Creative Submissions

Dancing with my Eyes: A Poem

Painting by Claude Monet with referenced frame. Photo Submitted by author.
Written by: Omaris Zunilda Zamora
Author’s note: This is one of my personal poems which reflects on the generational relationships of mothers and daughters in working class Dominican migrant families. The poem is reflective of my relationship with my mother and the constant search for guidance and attention in the midst of my own mother seeking guidance. The poem seeks to create a space of intimacy where the narrator is caught in between search for guidance and the struggles of her mother who works at frame factory. I hope that readers can sense the way in which as daughters we seek this guidance from our mothers, but they are caught up sometimes in making sacrifices for us, so much so that it sacrifices the relationship that we could have had.

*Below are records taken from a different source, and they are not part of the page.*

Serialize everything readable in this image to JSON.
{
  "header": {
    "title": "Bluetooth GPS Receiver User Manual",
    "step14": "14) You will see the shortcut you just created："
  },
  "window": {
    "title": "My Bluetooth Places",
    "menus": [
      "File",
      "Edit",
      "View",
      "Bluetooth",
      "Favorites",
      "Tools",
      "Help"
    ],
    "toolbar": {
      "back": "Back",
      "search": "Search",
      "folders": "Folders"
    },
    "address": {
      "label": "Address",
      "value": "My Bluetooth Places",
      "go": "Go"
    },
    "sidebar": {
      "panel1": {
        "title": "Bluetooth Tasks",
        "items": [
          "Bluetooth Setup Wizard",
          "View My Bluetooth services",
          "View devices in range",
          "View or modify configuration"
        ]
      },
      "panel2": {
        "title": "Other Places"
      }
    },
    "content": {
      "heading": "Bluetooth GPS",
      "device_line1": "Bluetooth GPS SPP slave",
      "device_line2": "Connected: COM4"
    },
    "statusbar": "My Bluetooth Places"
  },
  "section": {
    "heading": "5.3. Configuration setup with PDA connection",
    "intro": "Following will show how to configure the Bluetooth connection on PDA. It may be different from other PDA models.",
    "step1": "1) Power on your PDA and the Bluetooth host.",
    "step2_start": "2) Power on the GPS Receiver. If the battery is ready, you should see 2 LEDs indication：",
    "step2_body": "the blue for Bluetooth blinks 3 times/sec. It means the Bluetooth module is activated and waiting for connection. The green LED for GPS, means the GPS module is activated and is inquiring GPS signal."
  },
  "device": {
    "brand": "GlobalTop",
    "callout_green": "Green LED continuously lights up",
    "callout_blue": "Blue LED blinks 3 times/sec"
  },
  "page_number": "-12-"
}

At some point in my life, recently, I realized that my own mother had sacrificed our intimacy and the relationship I wish we could have had, for me and my brother’s everyday survival.

 

Dancing with my Eyes

I look around and …
I don’t know where I am anymore
I think I’ve lost my way trying to
find my way.

I’ve danced my way through
looking, wandering, feeling my
eyes fixed, feeling cold

I’m asking about you grandma
“Abuela Negra, ¿qué tú miras?”
“‘Toy bailando.” She says while shifting her blind eyes from side to side

“Bailando con mis ojo’”
I look at her glassy eyes and
I see you momma
I’m dancing in your eyes momma
Look at me momma…

I hear you momma:
“Don trost no body”
“Un merengue siempre te hace sentir mejor
…ponte a bailar”
“I fil so lost in da warl”

I hang up the phone
I can’t see you, but I feel you
working, working
working, working, working, working,
working, working

Fixed frames fabricating dreams
watching novelas, factory fantasies
But what happened to me?

I’m fabricated, framed, formulated
perm-e-ated
into-xi-ca-ted
cause you said I’d be prettier if I lost half myself
here and there

But I’ve lost me, then found you,
and now you’re lost? Looking to me
to find you?
I’m feeling for you momma,
extending my arms in the dark still looking for you
Using my body to feel through the dark for you
writing on the walls of my body to give energy to you
write my body into light to find

your eyes
fixated on factory fantasies

And it’s in that moment during our trip to see the rest of the world

in the art-filled room of the Louvre

that I truly see her

find her,
hear her,
breathing
My eyes are captured by the painting—a classic Monet piece
But her eyes are fixed on the frame her hands once made.

 

Omaris Zunilda Zamora is an Afro-Dominican feminist scholar born and raised in Chicago. She is the daughter of an immigrant Dominican mother from Bonao, Dominican Republic–a place where she spent her summers and continues to maintain connections with. Zamora’s creative writing and scholarly writing both engage with the experiences of transnational Dominican women, black womanhood, and AfroLatinidad. She is currently a Doctoral candidate of the University of Texas at Austin, but resides in Brooklyn, New York.